As a writer, Tony Hillerman was known for his deftness at conveying the cultural details of his characters. With Lt. Joe Leaphorn, he portrayed a man in constant conflict over his loyalty to his wife and his people and his need to live in the city. For his part, Studi enjoyed the role as it and the character evolved over the course of three stories: “It was interesting to explore how he lived his life in this particular career, while dealing with his wife’s illness and getting older.”
Anne’s father “was very pleased with the way the movies turned out,” she says. “He understood that books and movies are not the same animal and he was pleased with the sense of integrity with which the movies handled his books.”
After Tony’s death in 2008, Anne decided to continue writing the further adventures of the characters her dad made famous: Lt. Joe Leaphorn, Jim Chee, and Bernadette Manuelito.
“Joe Leaphorn was my father’s favorite character of all the characters he invented,” Anne says. “He started out with Joe Leaphorn in his very first book, The Blessing Way. And except for a couple of non-series novels, and several books that were embroiled in legal complications because my father had given away the rights to the Leaphorn character to a movie producer who never made the movie, Dad wrote about the Navajo policeman for his whole career as a novelist.”
When Anne decided to see if she could take over the series, she knew that Joe Leaphorn would have to have a big role moving forward. “But,” she says, “I also had to establish my own voice, knowing however hard I tried, I’d never be Tony Hillerman.”
While Leaphorn would remain a major force, Anne also knew she wanted to bring in a strong woman’s voice: Bernadette Manuelito as a crime solver.
The result, Anne’s first novel after taking up the reins of her dad’s legacy, was called Spider Woman’s Daughter.

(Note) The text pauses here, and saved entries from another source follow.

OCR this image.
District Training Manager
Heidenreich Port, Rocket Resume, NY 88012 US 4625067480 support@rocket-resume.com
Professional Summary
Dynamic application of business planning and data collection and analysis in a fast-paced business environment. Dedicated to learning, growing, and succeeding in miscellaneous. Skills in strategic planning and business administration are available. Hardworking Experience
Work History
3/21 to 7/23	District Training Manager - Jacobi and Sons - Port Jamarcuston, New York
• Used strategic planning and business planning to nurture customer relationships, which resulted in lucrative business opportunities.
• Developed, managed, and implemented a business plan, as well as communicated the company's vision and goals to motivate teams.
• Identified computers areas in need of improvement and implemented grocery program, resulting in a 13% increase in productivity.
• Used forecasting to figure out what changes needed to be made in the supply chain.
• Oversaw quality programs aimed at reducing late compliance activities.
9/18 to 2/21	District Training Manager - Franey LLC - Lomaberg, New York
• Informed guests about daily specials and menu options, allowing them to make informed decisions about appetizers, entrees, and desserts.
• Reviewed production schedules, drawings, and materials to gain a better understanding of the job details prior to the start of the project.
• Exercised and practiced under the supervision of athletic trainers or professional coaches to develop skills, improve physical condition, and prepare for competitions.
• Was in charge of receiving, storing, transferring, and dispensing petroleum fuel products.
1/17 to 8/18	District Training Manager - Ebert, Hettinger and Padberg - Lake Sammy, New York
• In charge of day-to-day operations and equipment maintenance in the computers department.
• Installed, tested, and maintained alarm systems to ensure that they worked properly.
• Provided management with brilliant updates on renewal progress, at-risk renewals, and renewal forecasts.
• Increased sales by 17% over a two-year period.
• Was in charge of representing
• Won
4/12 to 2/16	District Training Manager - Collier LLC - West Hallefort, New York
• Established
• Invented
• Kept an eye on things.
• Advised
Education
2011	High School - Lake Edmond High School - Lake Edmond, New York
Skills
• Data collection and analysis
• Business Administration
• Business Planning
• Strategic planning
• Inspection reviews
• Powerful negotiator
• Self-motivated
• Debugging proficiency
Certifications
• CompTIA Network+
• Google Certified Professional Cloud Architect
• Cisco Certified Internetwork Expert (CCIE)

It debuted in October 2013 and became a New York Times bestseller in its first week on the shelves. “Readers have really responded to Manuelito very well,” Anne says with a smile.
She has just published her second Native tribal mystery, Rock With Wings, which also zoomed to the top of the bestseller list. “Hillerman uses the Southwestern setting as effectively as her late father did while skillfully combining Native American lore with present-day social issues,” Publisher’s Weekly praised.
In the novel, an aging Leaphorn acts more as an adviser and mentor to policeman Chee and Manuelito. “He’s had some physical setbacks,” Ann says, “but he gets healthier as the book progresses, and as the series goes on I think that Joe is going to get back to operating at full speed.”
That’s certainly good news for fans of Leaphorn. As for whether Studi will reprise his role of the legendary lieutenant as written by Anne, one can only hope.
Anne’s a Studi fan and thinks he’s a standup guy in real life. “He’s remarkably generous,” she says. “He agreed to attend one of our mystery conferences and to do a Q&A with my dad about the movies. They were a smash hit, needless to say.
“Afterward, we took him out to dinner and passed a down-and-out sort on the way to the restaurant. The man recognized Wes. Instead of ignoring him and walking on by, Wes went over, spoke with him, and shook his hand. I was touched.”